Hack 90 Get a Command-Line XML Processor


Here's a rundown of the tools
you'll need to work with the Word XML shown
throughout this chapter.
When running these hacks, you'll
need a command-line
processor, an XSLT processor that runs from a DOS command
prompt.
You can read about and download Microsoft's own
command-line XSLT processor, msxsl.exe, at
this
URL:
http://
www.microsoft.com/downloads/details.aspx?FamilyId=2FB55371-C94E-4373-B0E9-DB4816552E41&displaylang=en
|
The libxml project (hosted at
http://www.xmlsoft.org) houses
some quite useful command-line utilities for XML processing. Native
Windows binaries for each of the libxml tools are available at
http://www.zlatkovic.com/libxml.enl.
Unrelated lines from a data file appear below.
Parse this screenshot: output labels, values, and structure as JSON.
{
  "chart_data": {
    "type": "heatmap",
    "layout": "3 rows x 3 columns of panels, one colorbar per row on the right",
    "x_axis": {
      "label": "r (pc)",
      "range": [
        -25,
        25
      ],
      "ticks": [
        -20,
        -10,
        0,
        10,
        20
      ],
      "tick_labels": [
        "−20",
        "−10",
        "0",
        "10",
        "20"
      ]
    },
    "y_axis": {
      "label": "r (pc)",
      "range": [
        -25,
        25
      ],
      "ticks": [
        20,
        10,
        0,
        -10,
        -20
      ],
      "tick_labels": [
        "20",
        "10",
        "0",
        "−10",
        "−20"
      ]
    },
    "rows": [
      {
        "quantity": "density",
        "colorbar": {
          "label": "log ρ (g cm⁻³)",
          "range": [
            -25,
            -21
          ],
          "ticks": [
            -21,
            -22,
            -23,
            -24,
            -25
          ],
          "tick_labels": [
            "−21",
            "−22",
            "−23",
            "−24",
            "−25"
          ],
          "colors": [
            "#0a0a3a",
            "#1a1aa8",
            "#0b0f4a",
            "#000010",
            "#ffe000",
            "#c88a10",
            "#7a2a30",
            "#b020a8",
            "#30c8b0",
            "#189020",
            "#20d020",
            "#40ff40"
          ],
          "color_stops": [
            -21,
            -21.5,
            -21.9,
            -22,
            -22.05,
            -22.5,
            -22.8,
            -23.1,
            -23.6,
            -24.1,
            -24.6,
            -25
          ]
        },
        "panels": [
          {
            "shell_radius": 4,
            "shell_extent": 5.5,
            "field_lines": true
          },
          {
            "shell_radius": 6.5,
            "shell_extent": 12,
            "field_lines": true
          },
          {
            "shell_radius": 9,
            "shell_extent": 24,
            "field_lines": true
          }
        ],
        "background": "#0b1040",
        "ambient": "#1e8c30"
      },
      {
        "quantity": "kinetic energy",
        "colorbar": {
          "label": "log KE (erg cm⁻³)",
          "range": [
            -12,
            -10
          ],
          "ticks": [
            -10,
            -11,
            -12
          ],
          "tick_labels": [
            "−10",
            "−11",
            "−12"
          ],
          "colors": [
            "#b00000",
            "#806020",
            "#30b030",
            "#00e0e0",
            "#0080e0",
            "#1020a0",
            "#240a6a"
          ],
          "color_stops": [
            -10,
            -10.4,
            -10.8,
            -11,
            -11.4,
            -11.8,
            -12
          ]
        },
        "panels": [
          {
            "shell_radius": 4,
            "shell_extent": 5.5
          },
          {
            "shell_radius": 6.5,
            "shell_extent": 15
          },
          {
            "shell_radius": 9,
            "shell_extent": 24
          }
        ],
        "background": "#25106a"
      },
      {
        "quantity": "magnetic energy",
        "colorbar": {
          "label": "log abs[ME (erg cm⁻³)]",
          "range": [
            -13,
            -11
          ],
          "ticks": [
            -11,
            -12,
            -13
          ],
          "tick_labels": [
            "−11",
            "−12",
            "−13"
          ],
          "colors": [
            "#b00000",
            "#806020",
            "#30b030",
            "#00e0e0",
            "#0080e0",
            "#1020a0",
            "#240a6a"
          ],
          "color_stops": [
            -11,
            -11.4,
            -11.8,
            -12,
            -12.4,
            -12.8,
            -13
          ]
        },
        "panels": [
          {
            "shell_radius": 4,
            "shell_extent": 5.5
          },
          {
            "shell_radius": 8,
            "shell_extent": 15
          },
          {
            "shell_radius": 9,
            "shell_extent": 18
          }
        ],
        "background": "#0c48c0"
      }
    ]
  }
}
One
particularly convenient tool in the libxml suite is the
xmllint command. Its --format
option, which inputs an XML document and outputs a printed version of
it (adding line breaks and indentation), is an excellent tool for
learning
WordprocessingML and for helping to author stylesheets that create
Word documents.
Figure 10-1 shows how a
WordprocessingML
document looks when opened in Notepad after just saving it from Word.
The entire document is jammed onto four extremely long lines of text,
making it a tad difficult to inspect.
Figure 10-1. Word's "raw" XML output

Figure 10-2 shows a portion of the same document,
after using the command xmllint
--format. The indenting and line breaks make for a
much more readable XML file.
Figure 10-2. An easier-to-read version, created with xmllint

The libxml project also contains its own XSLT processor, with a
command-line tool called xsltproc. Other freely
available XSLT processors you may want to try out include Saxon
(http://saxon.sourceforge.net)
and Xalan (http://xml.apache.org/xalan-j/), both of
which are Java-based processors.